Help with dough for small, home use

I’ve worked in a few pizza places over the years, was part owner in one for awhile. But I never made the dough myself, and the one I was part owner of we used frozen dough balls.

Does anyone have a converted receipe that I can use a 4qt bowl on my Kitchenaid? Looking for a NY style crust, kinda thin. I can toss dough and put a raised on it, looking for a slightly chewy dough with a bit of crispiness on the outside.

TIA

one little cake of yeast
about 12 oz water
tablespoon salt

add 2 cups of flour to start
let mix low speed and then add flour 1/4 cup at a time until it starts to firm up.

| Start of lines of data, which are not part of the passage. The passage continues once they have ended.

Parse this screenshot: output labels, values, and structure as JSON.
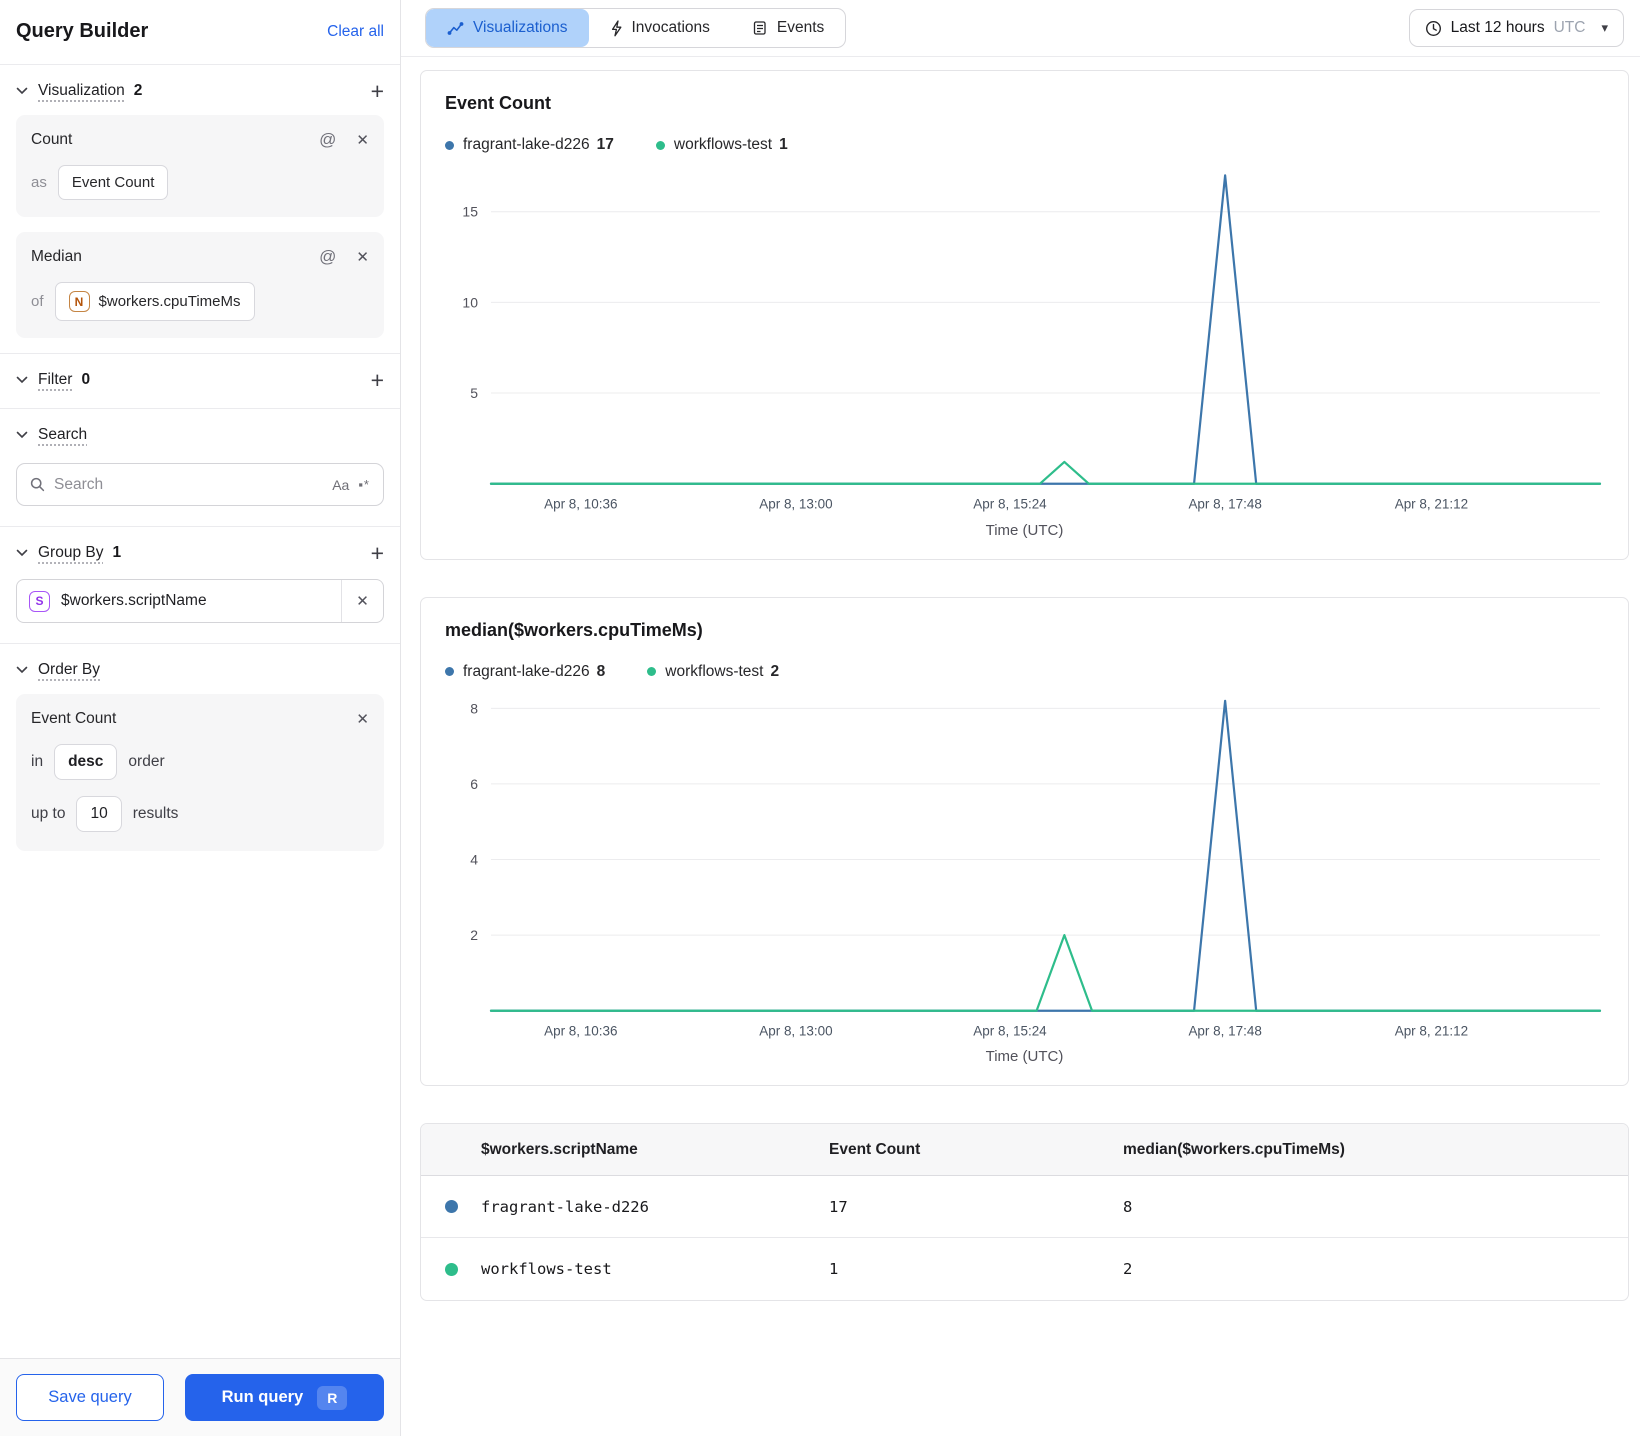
{
  "icons": {
    "add": "+",
    "close": "✕",
    "at": "@",
    "caret_down": "▾",
    "case_sensitive": "Aa",
    "regex": "▪*"
  },
  "colors": {
    "accent": "#2563eb",
    "series_blue": "#3d76ab",
    "series_green": "#2ebd8b",
    "tab_active_bg": "#b0d2fa"
  },
  "sidebar": {
    "title": "Query Builder",
    "clear_all": "Clear all",
    "visualization": {
      "label": "Visualization",
      "count": "2"
    },
    "viz_cards": [
      {
        "title": "Count",
        "prefix": "as",
        "value": "Event Count"
      },
      {
        "title": "Median",
        "prefix": "of",
        "badge": "N",
        "value": "$workers.cpuTimeMs"
      }
    ],
    "filter": {
      "label": "Filter",
      "count": "0"
    },
    "search": {
      "label": "Search",
      "placeholder": "Search"
    },
    "group_by": {
      "label": "Group By",
      "count": "1",
      "badge": "S",
      "value": "$workers.scriptName"
    },
    "order_by": {
      "label": "Order By",
      "field": "Event Count",
      "in_label": "in",
      "direction": "desc",
      "order_label": "order",
      "up_to_label": "up to",
      "limit": "10",
      "results_label": "results"
    },
    "save_button": "Save query",
    "run_button": "Run query",
    "run_shortcut": "R"
  },
  "header": {
    "tabs": [
      {
        "label": "Visualizations"
      },
      {
        "label": "Invocations"
      },
      {
        "label": "Events"
      }
    ],
    "time_range": {
      "label": "Last 12 hours",
      "timezone": "UTC"
    }
  },
  "chart_data": [
    {
      "type": "line",
      "title": "Event Count",
      "xlabel": "Time (UTC)",
      "ylabel": "",
      "ylim": [
        0,
        17.3
      ],
      "yticks": [
        5,
        10,
        15
      ],
      "grid": true,
      "legend_position": "top",
      "xticks": [
        {
          "label": "Apr 8, 10:36",
          "frac": 0.081
        },
        {
          "label": "Apr 8, 13:00",
          "frac": 0.275
        },
        {
          "label": "Apr 8, 15:24",
          "frac": 0.468
        },
        {
          "label": "Apr 8, 17:48",
          "frac": 0.662
        },
        {
          "label": "Apr 8, 21:12",
          "frac": 0.848
        }
      ],
      "legend": [
        {
          "name": "fragrant-lake-d226",
          "total": "17",
          "color": "#3d76ab"
        },
        {
          "name": "workflows-test",
          "total": "1",
          "color": "#2ebd8b"
        }
      ],
      "series": [
        {
          "name": "fragrant-lake-d226",
          "color": "#3d76ab",
          "points": [
            [
              0,
              0
            ],
            [
              0.634,
              0
            ],
            [
              0.662,
              17
            ],
            [
              0.69,
              0
            ],
            [
              1,
              0
            ]
          ]
        },
        {
          "name": "workflows-test",
          "color": "#2ebd8b",
          "points": [
            [
              0,
              0
            ],
            [
              0.495,
              0
            ],
            [
              0.517,
              1.2
            ],
            [
              0.539,
              0
            ],
            [
              1,
              0
            ]
          ]
        }
      ]
    },
    {
      "type": "line",
      "title": "median($workers.cpuTimeMs)",
      "xlabel": "Time (UTC)",
      "ylabel": "",
      "ylim": [
        0,
        8.3
      ],
      "yticks": [
        2,
        4,
        6,
        8
      ],
      "grid": true,
      "legend_position": "top",
      "xticks": [
        {
          "label": "Apr 8, 10:36",
          "frac": 0.081
        },
        {
          "label": "Apr 8, 13:00",
          "frac": 0.275
        },
        {
          "label": "Apr 8, 15:24",
          "frac": 0.468
        },
        {
          "label": "Apr 8, 17:48",
          "frac": 0.662
        },
        {
          "label": "Apr 8, 21:12",
          "frac": 0.848
        }
      ],
      "legend": [
        {
          "name": "fragrant-lake-d226",
          "total": "8",
          "color": "#3d76ab"
        },
        {
          "name": "workflows-test",
          "total": "2",
          "color": "#2ebd8b"
        }
      ],
      "series": [
        {
          "name": "fragrant-lake-d226",
          "color": "#3d76ab",
          "points": [
            [
              0,
              0
            ],
            [
              0.634,
              0
            ],
            [
              0.662,
              8.2
            ],
            [
              0.69,
              0
            ],
            [
              1,
              0
            ]
          ]
        },
        {
          "name": "workflows-test",
          "color": "#2ebd8b",
          "points": [
            [
              0,
              0
            ],
            [
              0.492,
              0
            ],
            [
              0.517,
              2
            ],
            [
              0.542,
              0
            ],
            [
              1,
              0
            ]
          ]
        }
      ]
    }
  ],
  "table": {
    "columns": [
      "$workers.scriptName",
      "Event Count",
      "median($workers.cpuTimeMs)"
    ],
    "rows": [
      {
        "color": "#3d76ab",
        "name": "fragrant-lake-d226",
        "event_count": "17",
        "median": "8"
      },
      {
        "color": "#2ebd8b",
        "name": "workflows-test",
        "event_count": "1",
        "median": "2"
      }
    ]
  }
}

mix on 5 for about 4 minutes, if dough seems to soft, add a bit more flour
if it seems to stiff add a tablespoon at a time of veg oil.

place on a oiled pan and let sit with a dome lid in fridge for a day

cook it well done

There are some good recipes on PMQ home page under “recipes”,
I recommend adjusting one of those recipes to a formula that requires 1/4 ounce of instant yeast, that’s what comes in one of those inexpensive packets from the grocer, all brands the same. you will beed to weigh out the other ingredients…
depending on the recipe, that will give you about a 60 ounce finish dough ball, and I recommend kneading that by hand.
It’s more fun and manageable, but it’s OK to use a Kitchen Aid as well.
hope that helps,
Otis

Thanks for the tips!

Here is one that I use at home…

1 t. instant yeast
2 c. water
1 T. sugar
1 1/4 T. kosher salt
2 T extra virgin olive oil
a little more than 5 c. bread flour

Use the dough mixing and managment steps from the recipe bank.
For home use I really like King Arthur bread flour, it is hard to beat!

Good luck,
David McGuire

I have a home made pizza dough recipe that is shown in the RECIPE BANK. I’ve used this one for many years now when teaching how to make pizza at home for local farm families. It even got written up in our loical newspaper a few years ago. It is designed to be mixed by hand, stirred not kneaded, but you could use a little Kitchen Aid mixer to stir it together. The main key to making a good pizza at home is in allowing the dough to ferment. My procedure does not call for overnight fermentation in the fridge due to the fact that we use it during our half day seminars at the different homes, but you could just as easily put the dough into a suitable container and allow it to ferment overnight for use on the following day. If you get tired of making pizza out of the dough you can also make a pretty mean French bread from it too by just shaping the dough into a piece about 1.5 inch in diameter and as long as your longest cookie sheet. Very lightly grease the sheet and place the formed dough onto the sheet pan, then “tent” with a piece of aluminum foil and allow the dough to rise for about 45 minutes, make 4 or 5 diagional cuts across the top of the loaf, spray with water and place into a 450F oven and bake until lightly browned.